My initial internal reaction was to try to convince her that my pedagogy was sound, that it would indeed be better for her long term to struggle and make sense of novel situations, apply and stretch herself, learn how to tinker and problem solve rather than regurgitate algorithms repeatedly, but I felt that this would be minimizing her experience and negating her sense of her learning and mathematical identity. She had clearly stated that things make sense to her after she is given a method and does a lot of similar problems - only then does she believe that she is able to generalize and form an underlying concept. This isn't how our program is designed and I absolutely believe that it is better for most students to experiment and play first, forming conjectures and identifying patterns before coming to or seeing more formal methods (if needed), but maybe it's not better for her. At the very least, if she is convinced that this is the wrong way for her to learn, then it will be very difficult for her to interpret her experience otherwise, thus creating a self-perpetuating cycle.

So I'm trying something new, and I'm not sure how well it's going to work. Every week, I'm going to email her a list of concepts that we will be working on next week, along with resources either in the textbook or online for her to see these concepts explained and practice problems for her to work on. A preview, if you will. Class will then not be a time for her to explore and invent, like it is for other students, but a time for her to generalize and prove the patterns that have already been revealed and practiced. In exchange, she has agreed that in a few weeks, she will again try exploring a new topic and be open to coaching by me in order to also get better at this way of learning.

I'm hoping that by engaging in good faith, I am able to bridge the divide in expectations and meet this student at her current level of need and that she is able to grow over time in the mathematical habits of mind that I believe are just as important as, if not more than, content knowledge. It is certainly possible that she will continue preferring doing math in predictable and routine ways, following a pattern shown to her by someone else, on mathematical autopilot. I really hope that I can convince her that she can be successful and that it's worthwhile to engage in math in a different way than she has in the past. But it's okay if that's not where she is right now. I have a whole semester to build a relationship of trust and forment and celebrate moments of mathematical success for her.

Have you had students who actively and eloquently resisted your view of math or ways of teaching?
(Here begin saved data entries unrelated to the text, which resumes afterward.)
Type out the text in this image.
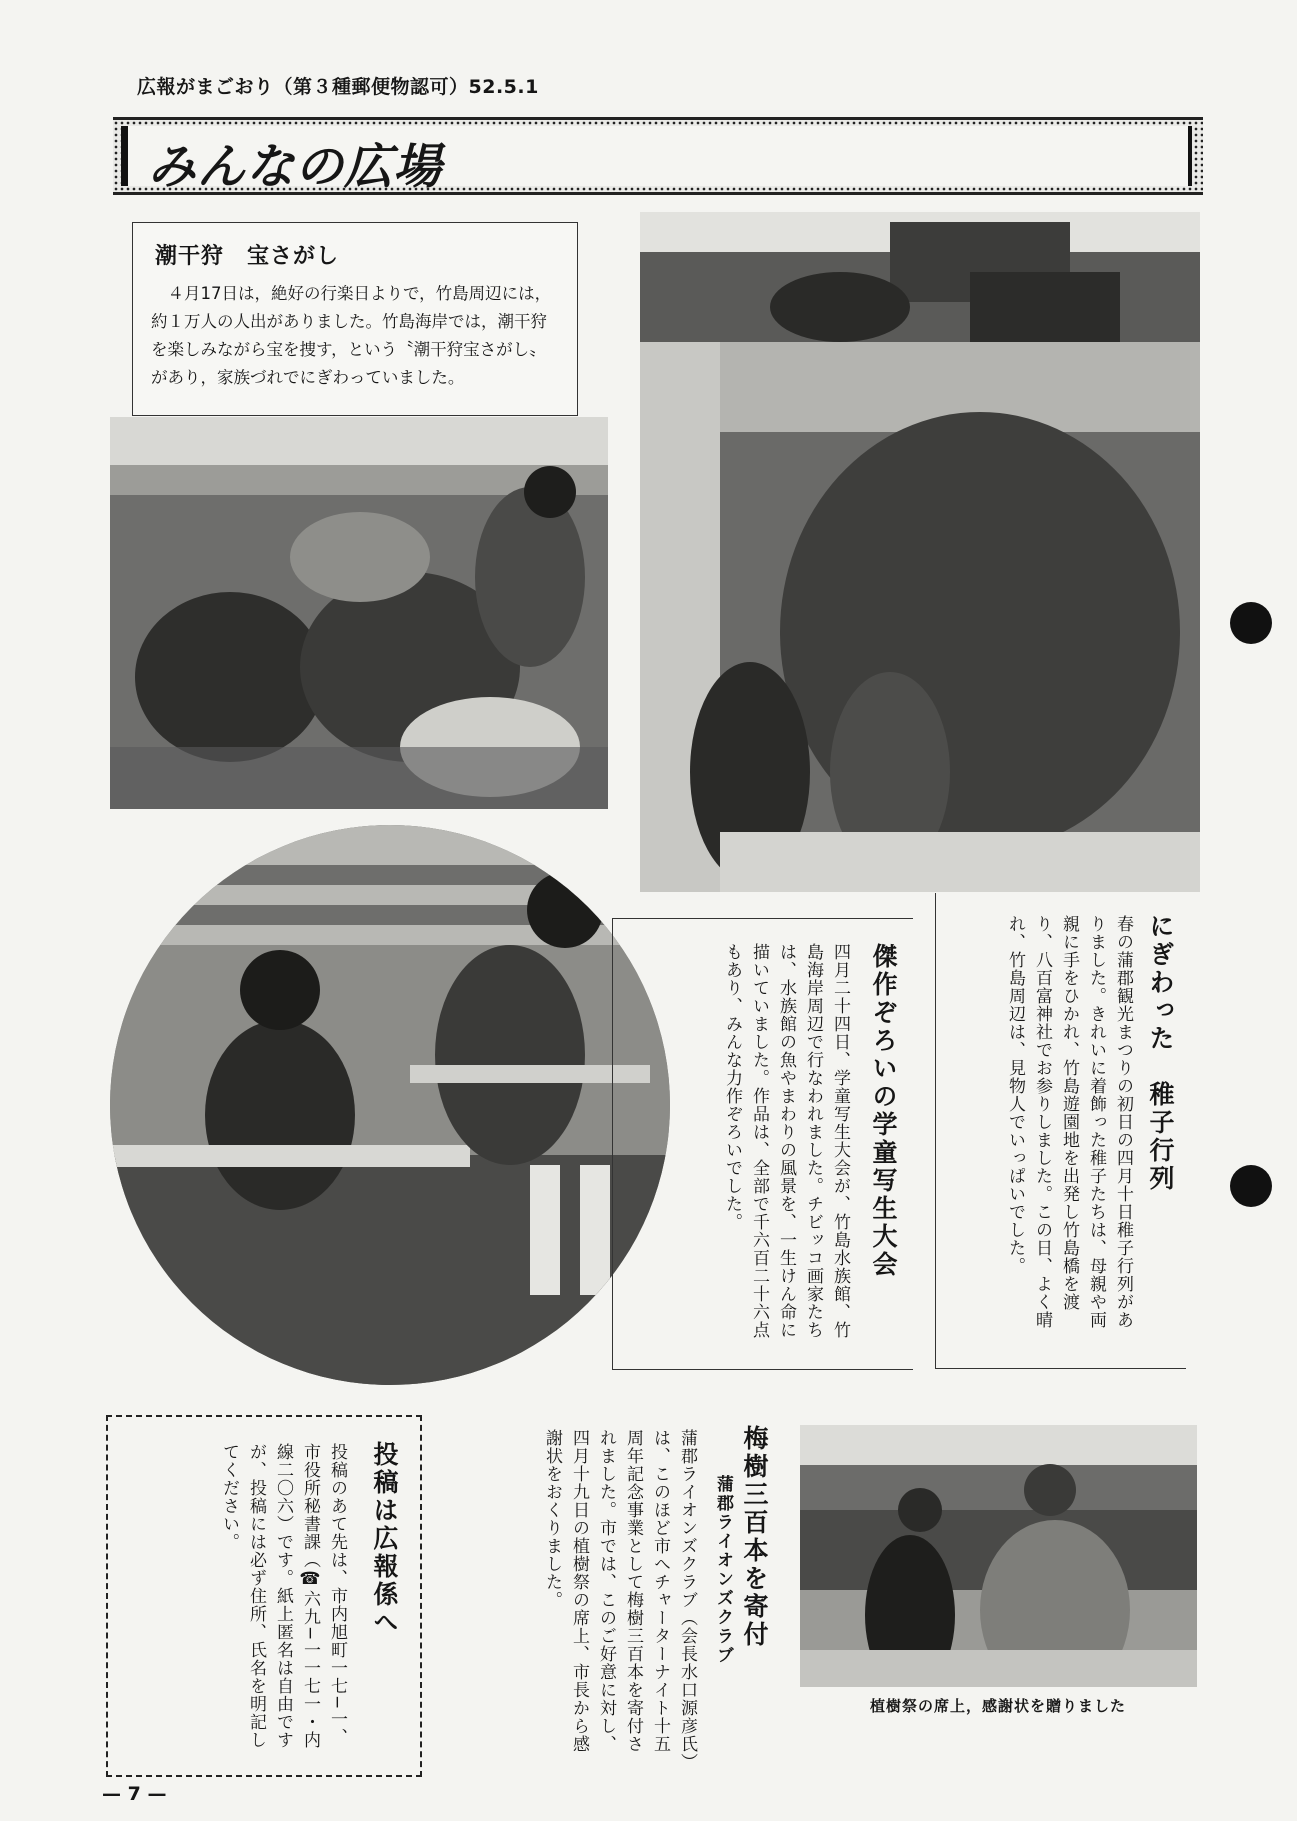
広報がまごおり（第３種郵便物認可）52.5.1
みんなの広場
潮干狩　宝さがし

４月17日は，絶好の行楽日よりで，竹島周辺には，約１万人の人出がありました。竹島海岸では，潮干狩を楽しみながら宝を捜す，という〝潮干狩宝さがし〟があり，家族づれでにぎわっていました。

にぎわった　稚子行列
春の蒲郡観光まつりの初日の四月十日稚子行列がありました。きれいに着飾った稚子たちは、母親や両親に手をひかれ、竹島遊園地を出発し竹島橋を渡り、八百富神社でお参りしました。この日、よく晴れ、竹島周辺は、見物人でいっぱいでした。
傑作ぞろいの学童写生大会
四月二十四日、学童写生大会が、竹島水族館、竹島海岸周辺で行なわれました。チビッコ画家たちは、水族館の魚やまわりの風景を、一生けん命に描いていました。作品は、全部で千六百二十六点もあり、みんな力作ぞろいでした。
投稿は広報係へ
投稿のあて先は、市内旭町一七−一、市役所秘書課（☎六九−一一七一・内線二〇六）です。紙上匿名は自由ですが、投稿には必ず住所、氏名を明記してください。	梅樹三百本を寄付
蒲郡ライオンズクラブ
蒲郡ライオンズクラブ（会長水口源彦氏）は、このほど市へチャーターナイト十五周年記念事業として梅樹三百本を寄付されました。市では、このご好意に対し、四月十九日の植樹祭の席上、市長から感謝状をおくりました。
植樹祭の席上，感謝状を贈りました
— 7 —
What are some ways that you've made progress over time in their willingness to go there with you? Are there students who never changed their minds? Any and all advice welcome, as always :)

I myself was very much like this student. There are a lot of ways (especially social & emotional) in which our currently "best practices" pedagogy overlooks/ignores the many other kinds of interpersonal aggressions that can make a student this way. So I think it's fantastic that you are engaging with her on her terms by giving her the chance to find her own footing in her own way. This is the best way to cultivate receptivity toward doing math socially (our current math ed norm) because you are communicating through your actions how seriously you take her as a mathematical thinker.

ReplyDeleteGreat post!!!

- Elizabeth

How timely - I was just in a meeting today about a student who is struggling in my Algebra 1 class because he struggles with group work and resists it, and since my class is built around cooperative learning and exploration, I'm pretty much the devil in his eyes. He was more open to the class during the first semester when he was familiar with the math and it was mostly review for him. Now that we're getting into things that aren't familiar, his oppositional tendencies have surfaced. I'm trying to do something similar - as much as possible, meet him where he's comfortable (as much as possible) with some individual work and strict structure, and in return he'll work in a group of two with one of a few select students. This is a student with a history of various learning differences and mental health issues that impact his education, but in my experience, students are willing to do a lot for a teacher that's willing to do a lot for them. I'm optimistic that your student will appreciate the extra work you are putting in, and that it will pay off in the long run. Good luck!

ReplyDeleteThis is a great post. I'm not experiencing the resistance you are (thankfully!) but I could see it happening as I'm using CPM in my algebra 1 class and it's SO different from what the kids have done before. Thank you for writing it as I think what you're doing is an excellent compromise for your student. I hope she comes around!